The standard topoplogy $O_{\text {stantard } \mathbb{R}^{d}}$ on $\mathbb{R}^{d}$ is defined as the collection of sets
$$U \in O_{\text {stantard } \mathbb{R}^{d}}$$
such that $$\forall p \in U: \exists r \in \mathbb{R}^{+}:\quad B_{r}(p) \subseteq U$$ where $B_{r}(p)$ is the usual open ball.
My question : Is the $\bf{product}$ $\bf{topology}$ on $\mathbb{R}^{d}$ induced by the standard topology on $\mathbb{R}$ a standard topology on $\mathbb{R}^{d}$? (where obviously $\mathbb{R}^{d}$ is the $d$ times cartesian product of $\mathbb{R}$)
Note : $\bf{Product}$ $\bf{topology}$ on $A \times B$ is the set of all the subsets of $A \times B$ of the form $X \times Y$ where $X,Y$ are open in $A,B$ respectively. (Though I've also seen at some places the product topology is defined a bit different)
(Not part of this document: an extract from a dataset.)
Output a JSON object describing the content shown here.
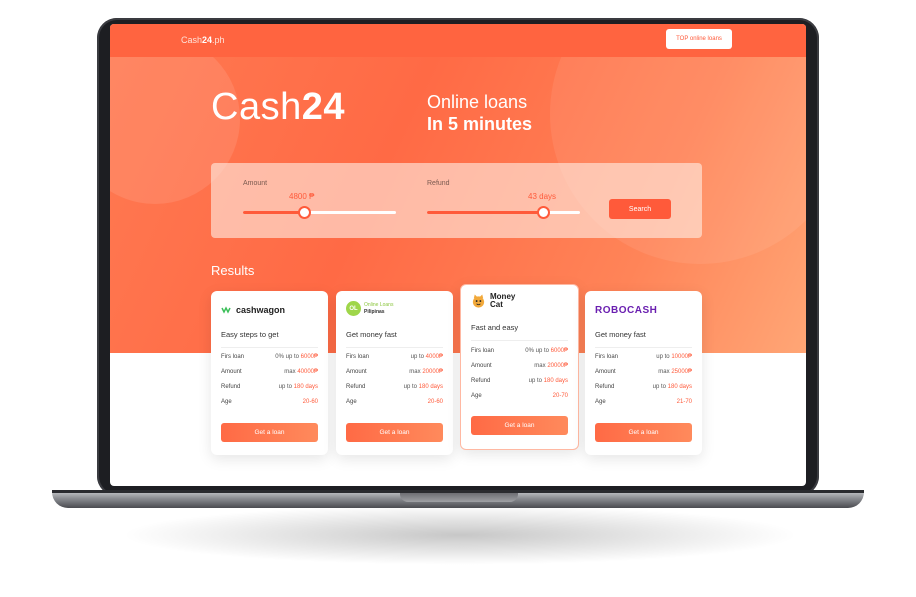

The reason I believe it is not a std. topology is that, for example, $(1,2)\times(1,2)\cup(3,4)\times(3,4)$ is open in $\mathbb{R}^{2}$ but I can't find any two open sets in $\mathbb{R}$ whose cartesian product is this set.
Yes .
The proof is simple since the metric in $\mathbb{R}^d$ is equivalent to the $|•|_2$ and clearly this metric is the product metric of $\mathbb{R}$ d times
And moreover all the metric in real vector spaces are equivalent ...
https://en.m.wikipedia.org/wiki/Product_metric#:~:text=From%20Wikipedia%2C%20the%20free%20encyclopedia,which%20metrizes%20the%20product%20topology.